Nichols’ true gift here though is turning a film in perpetual forward-thrust into a channel for him to visualize a group of outsiders partaking tenuously in civilization, catching glimpses of more stable lives they must ultimately abscond from in order to complete their ever-forward-hurtling mission. Nichols carves out space for digressions and excursions, enough to massage his story’s forward thrust into something more exploratory, willing to err and draw energy from the periphery, to give a little room for breathing. And then ultimately to take when we realize Roy and Lucas can’t afford to reinforce long-term relationships with the world.

A film about people on the move, with only tentative connections to the outside world, Midnight Special epitomizes the dialectic of the song it takes its name from, feeling like a train (ever in motion) and a prison (trapped away from society, and strangled by the very quest that fills the two protagonists with life). This particular perch is visualized in the film’s refrains to people external to the immediate conflict that we can glimpse but do not grasp; like Roy and Lucas, actually connecting to the world remains an ephemeral, existential happenstance that can never be satiated in full. It’s a film about fringe-dwelling people that lives, as a film, on the fringes of not only society but genre, and where visuals continually enliven the fringes of the film. Rather than orphaning his science fiction shenanigans in a placeless void, Nichols energizes them with vivid roadside life.
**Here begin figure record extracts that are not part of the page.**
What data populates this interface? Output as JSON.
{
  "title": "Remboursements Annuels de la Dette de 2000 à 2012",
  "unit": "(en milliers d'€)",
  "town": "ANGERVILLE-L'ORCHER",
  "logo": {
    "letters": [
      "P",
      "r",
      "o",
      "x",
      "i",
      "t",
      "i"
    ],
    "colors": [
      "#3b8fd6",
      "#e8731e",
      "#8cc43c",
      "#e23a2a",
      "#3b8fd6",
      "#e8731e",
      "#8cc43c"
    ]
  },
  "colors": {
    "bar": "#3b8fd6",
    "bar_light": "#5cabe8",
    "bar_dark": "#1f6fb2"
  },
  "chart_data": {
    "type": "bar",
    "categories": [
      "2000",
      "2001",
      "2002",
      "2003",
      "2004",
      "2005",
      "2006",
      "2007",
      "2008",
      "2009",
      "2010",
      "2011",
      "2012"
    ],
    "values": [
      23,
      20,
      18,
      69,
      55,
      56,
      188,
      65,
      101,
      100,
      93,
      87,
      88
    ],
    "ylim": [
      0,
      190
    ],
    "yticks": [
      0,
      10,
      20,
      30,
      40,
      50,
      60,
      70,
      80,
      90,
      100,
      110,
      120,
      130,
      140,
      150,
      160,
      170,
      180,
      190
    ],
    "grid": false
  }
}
Much like Mud, Nichols’ blend ultimately stutters slightly when its ambitions eventually conform to the Hollywood machine. While Mud deflated into a Southern-fried thriller, submerging the film’s swampy paranoia into a muck of action in the process, Midnight Special’s swivels into science fiction conclude with a whimper, suggesting less a filmmaker with a purpose for that genre than a desire to show off his ever so slightly enhanced budget (maybe in hopes of hot-wiring the film as his vehicle to a cushy Hollywood blockbuster, although I hope not). Largely, Nichols calls on the power of science fiction as an ancillary accouterment to his desire to avoid any one channel of cinema; the film’s finale misapprehends this balance ever so slightly, conscripting science fiction as the center of the film to its detriment. An omen of a decent “big” filmmaker is well and all, but when Nichols is playing to his strengths we already have a great small-scale filmmaker. And replacing the latter with the former is the kind of trade you only ever find at a crossroads in Mississippi.

But Hollywood is notoriously hostile toward lingering representations of physical space (preferring instead to shuttle characters through events with no flutters of sideline energy). And Nichols’ film is at its best (which is most of the time) when imbibing in this very bespoke physicality of the Southern expanse that Roy and company glimpse through car windows, connected to yet somehow vaguely removed from because they can only seldom stop to enjoy. The essence is indie naturalism, but while that aesthetic has in recent years corroded into an excuse for first timers behind the camera to eschew aesthetics at all, Nichols’ throws in curveballs so casually that they feel like natural extensions of the ever-shifting milieu rather than perpendicular shifts of purpose. How many other Sundance-style indie dramas would swerve into imminent doom hinted in the throbbing sonic baseline that flows like molasses here? Or simmer the apocalypse down to a flotilla of naturalistic, even impressionistic beats interrupted with fluorescent rays of passion and childhood eruption? Or massage such a staple of home-grown performances (it may be Shannon’s greatest performance yet … and he was in Take Shelter)? Relaxed though it may seem, Midnight Special engages in a form of precious hell-raising with its genre precisely for how off-hand it seems. It flows like liquid.